The higher interest rates of course are being implemented to counter an even bigger risk to the economy — four-decade high inflation that has left policy makers with few good options.
The rate hikes will put a strain on Canada’s indebted households in 2023, but most economists and the government are still anticipating a soft landing whereby inflation drops sharply but the economy is seen eking out a bit of growth.
There are some serious tail risks for Freeland, however.
One is the economy is much more sensitive than expected to the already implemented rate hikes, creating a deeper-than-anticipated downturn.
The other is the economy doesn’t cool enough, and inflation persists. That will handcuff Freeland’s ability to use fiscal policy to address some of those pending political demands for fear of fueling inflation further and driving interest rates even higher. Strong jobs data out on Friday highlight how upside risks to inflation remain real.
Either way, the historical record isn’t comforting – high inflation like we’ve seen typically leads to large downturns and political turmoil, eventually.
In its latest projections, the Bank of Canada sees inflation averaging 4.1 per cent in 2023, down from 6.9 per cent last year.
A drop of at least that magnitude has occurred only three times in the past six decades. It happened in 1983 and 1992, only after the economy suffered deep recessions. It also happened in 1976, the year Trudeau père introduced wage and price controls.

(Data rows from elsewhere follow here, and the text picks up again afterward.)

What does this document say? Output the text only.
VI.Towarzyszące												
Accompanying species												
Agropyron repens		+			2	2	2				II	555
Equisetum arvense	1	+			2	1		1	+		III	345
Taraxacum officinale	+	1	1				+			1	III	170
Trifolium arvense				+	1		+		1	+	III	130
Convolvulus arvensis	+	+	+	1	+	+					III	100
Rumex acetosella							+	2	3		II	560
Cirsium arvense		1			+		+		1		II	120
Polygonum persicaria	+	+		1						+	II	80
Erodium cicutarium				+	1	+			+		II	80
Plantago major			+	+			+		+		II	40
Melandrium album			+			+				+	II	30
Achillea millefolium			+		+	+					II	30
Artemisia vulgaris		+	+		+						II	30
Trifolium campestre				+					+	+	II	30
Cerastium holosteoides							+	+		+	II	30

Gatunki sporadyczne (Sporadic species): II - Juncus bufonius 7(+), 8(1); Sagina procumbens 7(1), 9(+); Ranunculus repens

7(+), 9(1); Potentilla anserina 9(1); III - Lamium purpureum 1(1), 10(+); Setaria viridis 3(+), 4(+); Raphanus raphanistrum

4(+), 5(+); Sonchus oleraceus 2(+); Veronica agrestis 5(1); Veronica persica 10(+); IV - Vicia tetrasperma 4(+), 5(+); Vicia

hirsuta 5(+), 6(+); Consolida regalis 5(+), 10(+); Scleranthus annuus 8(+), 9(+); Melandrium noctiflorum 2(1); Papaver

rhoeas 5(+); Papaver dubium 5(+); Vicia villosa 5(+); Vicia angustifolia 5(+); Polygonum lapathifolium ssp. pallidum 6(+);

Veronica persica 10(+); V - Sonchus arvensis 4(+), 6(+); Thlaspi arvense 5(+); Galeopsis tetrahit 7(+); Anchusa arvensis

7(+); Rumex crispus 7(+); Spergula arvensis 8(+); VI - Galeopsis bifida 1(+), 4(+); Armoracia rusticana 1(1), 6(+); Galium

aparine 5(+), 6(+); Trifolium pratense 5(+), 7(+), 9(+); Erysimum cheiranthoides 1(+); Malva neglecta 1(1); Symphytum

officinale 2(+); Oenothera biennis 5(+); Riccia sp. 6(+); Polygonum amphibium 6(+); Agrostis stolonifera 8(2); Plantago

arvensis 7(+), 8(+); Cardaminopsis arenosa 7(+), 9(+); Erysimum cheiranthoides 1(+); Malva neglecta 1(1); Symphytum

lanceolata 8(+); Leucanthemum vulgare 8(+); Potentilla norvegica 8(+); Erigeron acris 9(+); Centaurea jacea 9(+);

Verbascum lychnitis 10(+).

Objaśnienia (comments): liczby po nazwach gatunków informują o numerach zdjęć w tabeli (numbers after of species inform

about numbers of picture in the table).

In each case, the government would eventually lose power in the ensuing election.
The federal government has bypassed some of the tough fiscal decisions so far by assuming not only a soft landing for the economy in the short-term but an optimistic medium-term outlook.
Freeland’s last fiscal plan released in November assumes growth will average 1.8 per cent over the next five years — about the average of the past 20 years – despite an aging workforce.
That may turn out to have been a risky assumption to make.